SpaceX launched four astronauts to the International Space Station on Sunday on the first full-fledged taxi flight for NASA by a private company. This mission with four astronauts has marked the beginning of the space agency’s first full-fledged mission of sending a crew into orbit on a privately-owned spacecraft.
The Falcon rocket thundered into the night from Kennedy Space Center with three Americans and one Japanese, the second crew to be launched by SpaceX. The Dragon capsule on top — named Resilience by its crew in light of this year’s many challenges, most notably covid-19 — reached orbit nine minutes later. It is due to reach the space station late Monday and remain there until spring.
SpaceX’s newly designed Crew Dragon capsule, which the crew has dubbed Resilience, lifted off atop a SpaceX Falcon 9 rocket at 7:27pm eastern time (00:27 GMT on Monday) from NASA’s Kennedy Space Center in Cape Canaveral, Florida.
— SpaceX (@SpaceX) November 15, 2020
In the future, instead of relying on government-operated spacecraft, NASA astronauts and anyone else with enough money will be able to buy a ticket on a commercial rocket. With COVID-19 still surging, NASA continued the safety precautions put in place for SpaceX’s crew launch in May. The astronauts went into quarantine with their families in October. All launch personnel wore masks, and the number of guests at Kennedy was limited. Even the two astronauts on the first SpaceX crew flight stayed behind at Johnson Space Center in Houston.

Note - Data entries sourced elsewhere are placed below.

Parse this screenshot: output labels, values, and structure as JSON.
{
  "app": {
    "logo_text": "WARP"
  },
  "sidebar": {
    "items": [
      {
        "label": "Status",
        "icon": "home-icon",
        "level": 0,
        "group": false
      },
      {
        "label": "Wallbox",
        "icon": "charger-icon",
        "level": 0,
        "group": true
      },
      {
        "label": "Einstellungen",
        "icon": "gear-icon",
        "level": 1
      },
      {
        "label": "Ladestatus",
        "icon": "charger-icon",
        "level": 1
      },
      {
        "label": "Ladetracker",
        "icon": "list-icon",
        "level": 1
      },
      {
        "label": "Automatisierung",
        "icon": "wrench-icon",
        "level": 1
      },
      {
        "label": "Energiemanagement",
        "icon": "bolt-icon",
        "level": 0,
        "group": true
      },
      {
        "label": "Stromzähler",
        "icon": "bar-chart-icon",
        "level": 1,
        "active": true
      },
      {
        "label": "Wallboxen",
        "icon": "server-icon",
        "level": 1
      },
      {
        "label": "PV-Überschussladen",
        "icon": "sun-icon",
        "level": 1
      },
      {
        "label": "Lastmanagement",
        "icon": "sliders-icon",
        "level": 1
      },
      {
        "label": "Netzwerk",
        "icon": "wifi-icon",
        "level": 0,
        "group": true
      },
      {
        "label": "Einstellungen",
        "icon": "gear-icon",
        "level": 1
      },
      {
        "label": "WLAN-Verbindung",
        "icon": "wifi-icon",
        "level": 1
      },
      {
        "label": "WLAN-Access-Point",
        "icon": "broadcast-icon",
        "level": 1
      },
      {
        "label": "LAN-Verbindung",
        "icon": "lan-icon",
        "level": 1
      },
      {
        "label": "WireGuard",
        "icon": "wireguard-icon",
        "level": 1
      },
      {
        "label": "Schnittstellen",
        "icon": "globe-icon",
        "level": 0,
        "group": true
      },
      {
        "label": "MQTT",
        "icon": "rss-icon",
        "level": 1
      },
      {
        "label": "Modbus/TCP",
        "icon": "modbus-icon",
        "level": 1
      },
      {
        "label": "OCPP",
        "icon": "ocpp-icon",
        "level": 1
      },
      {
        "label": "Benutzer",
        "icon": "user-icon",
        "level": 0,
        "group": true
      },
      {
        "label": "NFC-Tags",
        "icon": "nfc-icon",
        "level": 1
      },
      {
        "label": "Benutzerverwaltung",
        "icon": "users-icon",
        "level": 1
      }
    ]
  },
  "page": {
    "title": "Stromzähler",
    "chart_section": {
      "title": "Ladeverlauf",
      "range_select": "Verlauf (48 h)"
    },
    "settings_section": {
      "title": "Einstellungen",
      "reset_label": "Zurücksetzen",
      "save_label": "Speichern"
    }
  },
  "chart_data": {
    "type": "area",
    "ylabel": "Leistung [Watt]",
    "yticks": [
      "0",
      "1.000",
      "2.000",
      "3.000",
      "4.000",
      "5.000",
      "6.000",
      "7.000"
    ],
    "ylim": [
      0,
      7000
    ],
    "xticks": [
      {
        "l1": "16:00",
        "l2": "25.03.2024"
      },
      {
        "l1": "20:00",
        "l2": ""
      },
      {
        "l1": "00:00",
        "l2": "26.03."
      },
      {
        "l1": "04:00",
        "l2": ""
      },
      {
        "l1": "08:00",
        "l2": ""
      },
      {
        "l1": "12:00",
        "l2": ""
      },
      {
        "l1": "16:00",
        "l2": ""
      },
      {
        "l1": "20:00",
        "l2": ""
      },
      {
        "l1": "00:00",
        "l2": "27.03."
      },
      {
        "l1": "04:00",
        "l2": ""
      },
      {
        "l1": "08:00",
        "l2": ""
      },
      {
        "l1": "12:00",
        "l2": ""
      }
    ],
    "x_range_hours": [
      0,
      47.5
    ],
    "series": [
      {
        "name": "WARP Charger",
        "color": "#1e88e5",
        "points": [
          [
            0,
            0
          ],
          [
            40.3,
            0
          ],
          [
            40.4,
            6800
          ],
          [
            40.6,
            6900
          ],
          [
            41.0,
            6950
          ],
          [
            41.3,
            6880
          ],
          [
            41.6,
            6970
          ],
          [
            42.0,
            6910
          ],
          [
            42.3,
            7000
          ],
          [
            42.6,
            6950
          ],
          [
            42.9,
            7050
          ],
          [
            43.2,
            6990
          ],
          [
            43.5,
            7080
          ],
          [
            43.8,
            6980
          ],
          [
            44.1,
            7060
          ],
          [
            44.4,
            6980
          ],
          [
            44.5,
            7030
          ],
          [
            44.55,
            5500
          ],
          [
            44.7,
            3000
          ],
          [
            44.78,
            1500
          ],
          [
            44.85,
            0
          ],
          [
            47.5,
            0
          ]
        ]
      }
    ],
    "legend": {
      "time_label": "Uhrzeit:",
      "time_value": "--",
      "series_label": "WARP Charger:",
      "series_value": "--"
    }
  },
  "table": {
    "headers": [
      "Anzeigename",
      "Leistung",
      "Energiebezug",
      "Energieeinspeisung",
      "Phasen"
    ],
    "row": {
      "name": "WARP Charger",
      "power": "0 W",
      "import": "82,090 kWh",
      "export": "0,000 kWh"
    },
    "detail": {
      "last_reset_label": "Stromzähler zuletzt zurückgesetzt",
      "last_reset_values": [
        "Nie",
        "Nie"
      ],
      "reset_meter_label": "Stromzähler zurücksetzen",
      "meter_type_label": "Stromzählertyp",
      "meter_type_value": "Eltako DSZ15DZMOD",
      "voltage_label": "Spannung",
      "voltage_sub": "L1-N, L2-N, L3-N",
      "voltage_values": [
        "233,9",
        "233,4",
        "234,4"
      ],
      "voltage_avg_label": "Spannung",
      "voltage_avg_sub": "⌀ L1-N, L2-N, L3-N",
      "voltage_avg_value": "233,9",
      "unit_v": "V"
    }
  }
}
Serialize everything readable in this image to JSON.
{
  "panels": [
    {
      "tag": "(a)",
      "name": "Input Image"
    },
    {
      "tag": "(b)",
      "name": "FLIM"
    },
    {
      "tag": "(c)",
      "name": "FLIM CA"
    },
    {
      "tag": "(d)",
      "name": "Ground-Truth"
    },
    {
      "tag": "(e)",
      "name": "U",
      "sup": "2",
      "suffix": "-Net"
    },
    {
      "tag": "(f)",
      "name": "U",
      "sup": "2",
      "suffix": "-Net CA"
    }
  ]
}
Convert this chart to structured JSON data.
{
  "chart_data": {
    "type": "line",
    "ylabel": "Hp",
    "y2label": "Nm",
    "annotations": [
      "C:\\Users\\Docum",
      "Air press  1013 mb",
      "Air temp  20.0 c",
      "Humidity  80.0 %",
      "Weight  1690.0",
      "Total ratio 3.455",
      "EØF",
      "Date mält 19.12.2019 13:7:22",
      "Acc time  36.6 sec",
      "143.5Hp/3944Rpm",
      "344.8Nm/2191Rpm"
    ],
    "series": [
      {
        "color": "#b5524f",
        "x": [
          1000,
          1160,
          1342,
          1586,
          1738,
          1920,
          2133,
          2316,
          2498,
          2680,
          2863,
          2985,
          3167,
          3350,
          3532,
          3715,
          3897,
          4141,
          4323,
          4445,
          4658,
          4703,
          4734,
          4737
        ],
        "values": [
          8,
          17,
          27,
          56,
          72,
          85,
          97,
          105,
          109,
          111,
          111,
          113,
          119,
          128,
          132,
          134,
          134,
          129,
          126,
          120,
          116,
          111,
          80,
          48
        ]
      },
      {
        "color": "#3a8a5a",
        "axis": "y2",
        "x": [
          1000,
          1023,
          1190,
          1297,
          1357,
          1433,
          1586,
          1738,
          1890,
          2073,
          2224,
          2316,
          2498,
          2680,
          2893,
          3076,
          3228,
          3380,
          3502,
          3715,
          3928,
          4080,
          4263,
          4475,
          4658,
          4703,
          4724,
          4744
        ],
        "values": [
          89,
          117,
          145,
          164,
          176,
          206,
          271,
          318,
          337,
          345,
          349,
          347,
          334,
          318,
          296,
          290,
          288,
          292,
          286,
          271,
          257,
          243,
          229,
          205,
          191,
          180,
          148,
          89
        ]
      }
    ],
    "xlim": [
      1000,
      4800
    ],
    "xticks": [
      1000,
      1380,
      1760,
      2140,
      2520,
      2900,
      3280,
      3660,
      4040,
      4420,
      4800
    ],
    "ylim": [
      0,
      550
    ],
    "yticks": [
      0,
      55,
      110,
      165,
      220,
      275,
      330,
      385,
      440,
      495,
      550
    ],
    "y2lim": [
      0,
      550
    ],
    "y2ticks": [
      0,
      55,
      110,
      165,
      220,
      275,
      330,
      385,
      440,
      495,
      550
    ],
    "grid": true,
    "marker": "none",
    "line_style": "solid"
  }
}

Crew Dragon has separated from Falcon 9’s second stage and is on its way to the @space_station for its first operational mission! Autonomous docking tomorrow at ~11:00 p.m. EST pic.twitter.com/GCeLEyTjZe
— SpaceX (@SpaceX) November 16, 2020
An air leak caused an unexpected drop in capsule pressure less than two hours before launch, NASA officials said. But technicians said they conducted a successful leak check, and the scheduled launch was still on.
The 27-hour ride to the space station, an orbiting laboratory some 250 miles (400 km) above Earth, was originally scheduled to begin on Saturday. But the launch was postponed for a day due to forecasts of gusty winds – remnants of Tropical Storm Eta – that would have made a return landing for the Falcon 9’s reusable booster stage difficult, NASA officials said.
#LaunchAmerica Update: @SpaceX confirms the propellant heaters are functioning properly with no issues. Crew-1 continues its journey to the @Space_Station. Stay tuned to https://t.co/z1RgZwyJyi for the latest info. pic.twitter.com/9LJYky987j
— NASA (@NASA) November 16, 2020
The astronauts donned their custom white flight suits and arrived at the Kennedy Space Center launch pad on schedule at 4:30 p.m. in three white Tesla SUVs, flanked by NASA and SpaceX personnel.
SpaceX mission operator Jay Aranha, speaking from the company’s Hawthorne, California headquarters, told the crew to “have an amazing trip, and know that we are all for one.”
Mission commander Mike Hopkins responded, saying “to all the people at NASA and SpaceX, by working together through these difficult times, you’ve inspired the nation the world.”
United States President-elect Joe Biden congratulated NASA and SpaceX on the launch. “It’s a testament to the power of science and what we can accomplish by harnessing our innovation, ingenuity, and determination,” he tweeted. “I join all Americans and the people of Japan in wishing the astronauts Godspeed on their journey.”
Congratulations to NASA and SpaceX on today’s launch. It’s a testament to the power of science and what we can accomplish by harnessing our innovation, ingenuity, and determination. I join all Americans and the people of Japan in wishing the astronauts Godspeed on their journey.
— Joe Biden (@JoeBiden) November 16, 2020
NASA contracted SpaceX and Boeing in 2014 to develop competing space capsules aimed at replacing its shuttle program and weaning the United States from dependence on Russian rockets to send astronauts to space.